Quali problemi apre il fatto di consentire l’obiezione di coscienza per un pubblico ufficiale come il sindaco?
Francamente mi lascia perplesso che un pubblico ufficiale quale un sindaco possa fare obiezione di coscienza di fronte a un atto dovuto come il matrimonio, che in buona sostanza è dovuto al cittadino da parte della pubblica amministrazione. Si tratta però di un tema rispetto a cui è difficile prendere posizioni troppo nette. La proposta di Hollande, quale che ne siano le intenzioni, ha indubbiamente un aspetto positivo.
Quale?
In questo modo il presidente francese ammette che il matrimonio omosessuale è un passaggio significativo anche dal punto di vista etico, in quanto riguarda le coscienze delle persone che ne sono coinvolte.
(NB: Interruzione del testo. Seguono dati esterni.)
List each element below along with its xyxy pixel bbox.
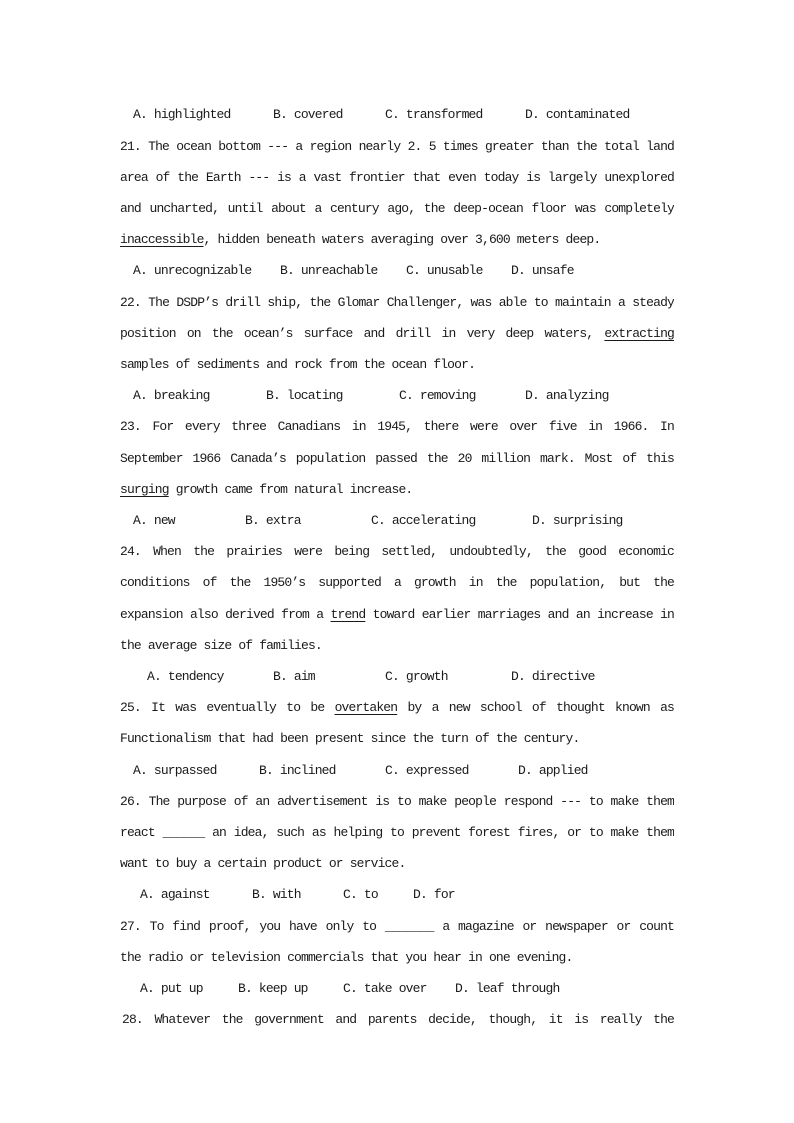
q21-line-3: and uncharted, until about a century ago, the deep-ocean floor was completely	[120, 201, 674, 216]
q24-option-c: C. growth	[385, 669, 448, 685]
q22-option-a: A. breaking	[133, 388, 210, 404]
q23-line-3	[120, 474, 674, 505]
q26-option-b: B. with	[252, 887, 301, 903]
q27-options	[0, 973, 794, 1004]
q26-option-d: D. for	[413, 887, 455, 903]
q24-option-d: D. directive	[511, 669, 595, 685]
q21-option-d: D. unsafe	[511, 263, 574, 279]
q27-line-1: 27. To find proof, you have only to _______ a magazine or newspaper or count	[120, 918, 674, 934]
q24-option-a: A. tendency	[147, 669, 224, 685]
q22-line-1: 22. The DSDP’s drill ship, the Glomar Challenger, was able to maintain a steady	[120, 294, 674, 310]
q20-options	[0, 99, 794, 130]
q22-options	[0, 380, 794, 411]
q27-option-d: D. leaf through	[455, 981, 560, 997]
q26-line-2: react ______ an idea, such as helping to prevent forest fires, or to make them	[120, 825, 674, 841]
q21-line-4	[120, 224, 674, 255]
q21-line-4-rest: , hidden beneath waters averaging over 3,600 meters deep.	[203, 232, 601, 248]
q21-option-a: A. unrecognizable	[133, 263, 252, 279]
q21-line-1: 21. The ocean bottom --- a region nearly 2. 5 times greater than the total land	[120, 138, 674, 154]
q21-options	[0, 255, 794, 286]
q22-option-d: D. analyzing	[525, 388, 609, 404]
q23-option-d: D. surprising	[532, 513, 623, 529]
q25-line-2: Functionalism that had been present since the turn of the century.	[120, 731, 580, 747]
q22-line-3: samples of sediments and rock from the ocean floor.	[120, 357, 476, 373]
q25-option-c: C. expressed	[385, 762, 469, 778]
q22-key-word: extracting	[604, 325, 674, 341]
q26-line-3: want to buy a certain product or service.	[120, 856, 406, 872]
q25-options	[0, 755, 794, 786]
q24-line-4: the average size of families.	[120, 637, 322, 653]
q22-line-2-start: position on the ocean’s surface and drill in very deep waters,	[120, 325, 605, 341]
q24-line-1: 24. When the prairies were being settled, undoubtedly, the good economic	[120, 544, 674, 560]
q23-options	[0, 505, 794, 536]
q27-option-c: C. take over	[343, 981, 427, 997]
q21-line-2: area of the Earth --- is a vast frontier that even today is largely unexplored	[120, 169, 674, 185]
q24-option-b: B. aim	[273, 669, 315, 685]
q23-line-1: 23. For every three Canadians in 1945, there were over five in 1966. In	[120, 419, 674, 435]
q27-option-a: A. put up	[140, 981, 203, 997]
q27-option-b: B. keep up	[238, 981, 308, 997]
q23-line-2: September 1966 Canada’s population passed the 20 million mark. Most of this	[120, 450, 674, 466]
q23-option-a: A. new	[133, 513, 175, 529]
q24-options	[0, 661, 794, 692]
exam-page-body	[0, 99, 794, 1035]
q22-line-2	[120, 318, 674, 349]
q25-option-b: B. inclined	[259, 762, 336, 778]
q21-option-c: C. unusable	[406, 263, 483, 279]
q25-line-1	[120, 692, 674, 723]
q28-line-1: 28. Whatever the government and parents decide, though, it is really the	[122, 1012, 674, 1028]
q23-line-3-rest: growth came from natural increase.	[168, 481, 413, 497]
q22-option-b: B. locating	[266, 388, 343, 404]
q23-option-b: B. extra	[245, 513, 301, 529]
q24-line-3-rest: toward earlier marriages and an increase in	[365, 606, 674, 622]
q26-options	[0, 879, 794, 910]
q25-line-1-start: 25. It was eventually to be	[120, 700, 335, 716]
q24-key-word: trend	[330, 606, 366, 622]
q26-line-1: 26. The purpose of an advertisement is to make people respond --- to make them	[120, 793, 674, 809]
q20-option-d: D. contaminated	[525, 107, 630, 123]
q26-option-c: C. to	[343, 887, 378, 903]
q25-option-a: A. surpassed	[133, 762, 217, 778]
q24-line-3-start: expansion also derived from a	[120, 606, 331, 622]
q25-line-1-rest: by a new school of thought known as	[397, 700, 674, 716]
q20-option-a: A. highlighted	[133, 107, 231, 123]
q27-line-2: the radio or television commercials that you hear in one evening.	[120, 949, 573, 965]
q20-option-c: C. transformed	[385, 107, 483, 123]
q22-option-c: C. removing	[399, 388, 476, 404]
q25-key-word: overtaken	[334, 700, 398, 716]
q24-line-2: conditions of the 1950’s supported a growth in the population, but the	[120, 575, 674, 591]
q20-option-b: B. covered	[273, 107, 343, 123]
q26-option-a: A. against	[140, 887, 210, 903]
q24-line-3	[120, 599, 674, 630]
q23-key-word: surging	[120, 481, 169, 497]
q21-option-b: B. unreachable	[280, 263, 378, 279]
q21-key-word: inaccessible	[120, 232, 204, 248]
q25-option-d: D. applied	[518, 762, 588, 778]
q23-option-c: C. accelerating	[371, 513, 476, 529]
Tuttavia si introdurrebbe un’obiezione di coscienza per un atto, come quello del pubblico ufficiale nel matrimonio, rispetto al quale il sindaco è di per sé un soggetto che accerta la regolarità dell’atto, ma non costituisce l’atto nel senso pieno del termine.
In che senso?
Il matrimonio è un atto compiuto dagli sposi, in cui quello che conta è il loro consenso. Ipotizzare che il primo cittadino possa fare obiezione di coscienza significa aprire ad una serie di opzioni simili nell’ambito delle attività di un pubblico ufficiale, e ciò è un fatto di per sé problematico.
In che cosa sono diversi un medico contrario all’aborto e un sindaco che non condivide le nozze gay?
L’obiezione di coscienza del medico nei confronti dell’eutanasia o dell’aborto è chiaramente riferita a un valore fondamentale come la vita contro il quale il medico sarebbe chiamato ad effettuare un’azione diretta. Fare altrettanto nei confronti di un’istituzione come il matrimonio, che in svariati Paesi si sta molto privatizzando e riducendo a una formalità, rischia di non essere una vera soluzione dei problemi sollevati da quanti non condividono le nozze gay. Comprendo e ritengo interessanti le implicazioni culturali della proposta di Hollande, ma da un punto di vista giuridico ritengo che debba esservi maggiore prudenza.
Ma il sindaco, oltre a un pubblico ufficiale, non è anche un politico?
Sì, ma questa argomentazione rischia di risultare un po’ troppo formalistica. E’ vero che il sindaco è eletto ed espleta le sue funzioni in piena discrezionalità quando rientrano nell’ambito politico. Ma quando si tratta di compiere atti dovuti come presenziare a una cerimonia nuziale, è esattamente come un pubblico ufficiale qualsiasi. E’ difficile quindi che possa mettersi a compiere esercizi di discrezionalità politica, come rifiutarsi di celebrare delle nozze ammesse dalla legge perché non condivide questa estensione dell’idea di matrimonio.
Per quale motivo ritiene che invece le adozioni gay siano un caso diverso?
Perché entra in gioco l’interesse di un soggetto minore, in generale non coinvolto nella decisione in quanto l’adozione è decisa dagli adulti per dare seguito al proprio desiderio di famiglia. In un caso come questo, i sostenitori dell’obiezione di coscienza hanno qualche ragione in più.